Since the discovery of cystic fibrosis (CF) in 1938, there have been significant increases in life expectancy for those with CF.

Treatments such as antibiotics and physical therapy are responsible for the increased life expectancy into a person’s 30s.4 

However, these treatments still have limits as they do not directly target the problem behind CF – a genetic mutation. Nevertheless, a new study shows that with gene therapy, people with cystic fibrosis can alleviate symptoms while improving their quality of life. 

What is cystic fibrosis?

Cystic fibrosis is commonly linked to a genetic mutation relating to a protein called cystic fibrosis transmembrane conductance regulator (CFTR).1 The gene mutation is often the result of faulty instructions.

This mutation causes low production of the protein or its absence altogether. 

This protein is essential as it balances the water movement in tissues and produces mucus, sweat, saliva, tears, and digestive enzymes.2 Low levels of this protein cause the irregular function of the lungs, pancreas, liver, intestine, and reproductive organs1

Patients with CF often produce an excess amount of mucus with less control over the balance of water in tissues. This mucus traps bacteria, causing infection and inflammation in the airways.3 

A promising treatment for cystic fibrosis

Results of a recent clinical trial study showed that the use of antisense oligonucleotides (ASO) – molecules that control protein levels in cells, could create functioning versions of CFTR.5

The study focused on gene therapy using ASOs to make instructions in cells to create imperfect versions of CFTR. 

These imperfect versions of CFTR were able to improve the function of lung cells. These results are promising in advancing treatments for those with cystic fibrosis. 

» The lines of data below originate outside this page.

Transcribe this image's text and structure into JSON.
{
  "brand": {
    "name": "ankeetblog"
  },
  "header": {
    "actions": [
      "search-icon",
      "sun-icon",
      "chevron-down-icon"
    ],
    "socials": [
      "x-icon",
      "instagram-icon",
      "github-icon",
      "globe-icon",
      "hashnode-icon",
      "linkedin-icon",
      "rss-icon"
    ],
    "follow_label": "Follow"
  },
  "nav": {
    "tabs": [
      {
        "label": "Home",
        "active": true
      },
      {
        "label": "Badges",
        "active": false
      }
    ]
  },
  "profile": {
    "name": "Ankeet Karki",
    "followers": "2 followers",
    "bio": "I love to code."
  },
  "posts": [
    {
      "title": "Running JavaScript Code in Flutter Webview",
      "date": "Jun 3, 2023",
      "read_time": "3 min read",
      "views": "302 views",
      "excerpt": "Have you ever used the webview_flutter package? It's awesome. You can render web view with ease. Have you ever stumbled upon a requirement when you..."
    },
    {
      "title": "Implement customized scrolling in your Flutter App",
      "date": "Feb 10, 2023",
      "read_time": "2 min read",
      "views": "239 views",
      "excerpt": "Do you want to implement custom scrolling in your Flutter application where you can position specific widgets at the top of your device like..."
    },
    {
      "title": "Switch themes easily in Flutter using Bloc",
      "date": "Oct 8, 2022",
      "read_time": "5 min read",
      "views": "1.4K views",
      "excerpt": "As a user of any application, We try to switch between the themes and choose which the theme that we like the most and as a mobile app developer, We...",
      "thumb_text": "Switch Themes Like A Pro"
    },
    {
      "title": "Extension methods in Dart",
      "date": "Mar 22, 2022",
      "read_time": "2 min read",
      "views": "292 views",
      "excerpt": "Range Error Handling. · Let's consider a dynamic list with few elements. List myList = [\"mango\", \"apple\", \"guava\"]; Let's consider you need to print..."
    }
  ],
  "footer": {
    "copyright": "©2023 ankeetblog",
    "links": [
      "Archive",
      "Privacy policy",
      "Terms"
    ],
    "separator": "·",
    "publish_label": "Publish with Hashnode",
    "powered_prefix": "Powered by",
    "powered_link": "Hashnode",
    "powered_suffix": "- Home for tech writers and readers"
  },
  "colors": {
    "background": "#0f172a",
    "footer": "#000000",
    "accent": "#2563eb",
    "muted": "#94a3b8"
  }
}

Scientists are hopeful that through the use of ASO, there may be a way to have tailored therapies unique to an individual, paving the road to more personalized medicines. 

References 

  1. Naehrig, S., Chao, C.-M., & Naehrlich, L. (2017). Cystic fibrosis. Deutsches Ă„rzteblatt International. https://doi.org/10.3238/arztebl.2017.0564 
  2. Liou, T. G. (2019). The clinical biology of cystic fibrosis transmembrane regulator protein. Chest, 155(3), 605–616. https://doi.org/10.1016/j.chest.2018.10.006 
  3. Bell, S. C., Mall, M. A., Gutierrez, H., Macek, M., Madge, S., Davies, J. C., Burgel, P.-R., Tullis, E., Castaños, C., Castellani, C., Byrnes, C. A., Cathcart, F., Chotirmall, S. H., Cosgriff, R., Eichler, I., Fajac, I., Goss, C. H., Drevinek, P., Farrell, P. M., … Ratjen, F. (2020). The future of cystic fibrosis care: A global perspective. The Lancet Respiratory Medicine, 8(1), 65–124. https://doi.org/10.1016/s2213-2600(19)30337-6 
  4. Shteinberg, M., Haq, I. J., Polineni, D., & Davies, J. C. (2021). Cystic fibrosis. The Lancet, 397(10290), 2195–2211. https://doi.org/10.1016/s0140-6736(20)32542-3 
  5. Kim, Y.J., Nomakuchi, T., Papaleonidopoulou, F. et al. Gene-specific nonsense-mediated mRNA decay targeting for cystic fibrosis therapy. Nat Commun 132978 (2022). https://doi.org/10.1038/s41467-022-30668-y
Marianne Polvorosa
Marianne Polvorosa
As a curious child, I always had a desire to learn about the world around me, which eventually led me to the world of science. Currently, I am a 4th-year Biology major at Toronto Metropolitan University as a candidate for a Bachelor of Science. With my major, I have found that my interests lay in research for molecular biology and it has a large impact on the medical industry. This has then led to me this role at Medical News Bulletin, as I desired to be able to communicate my knowledge with the rest of the world.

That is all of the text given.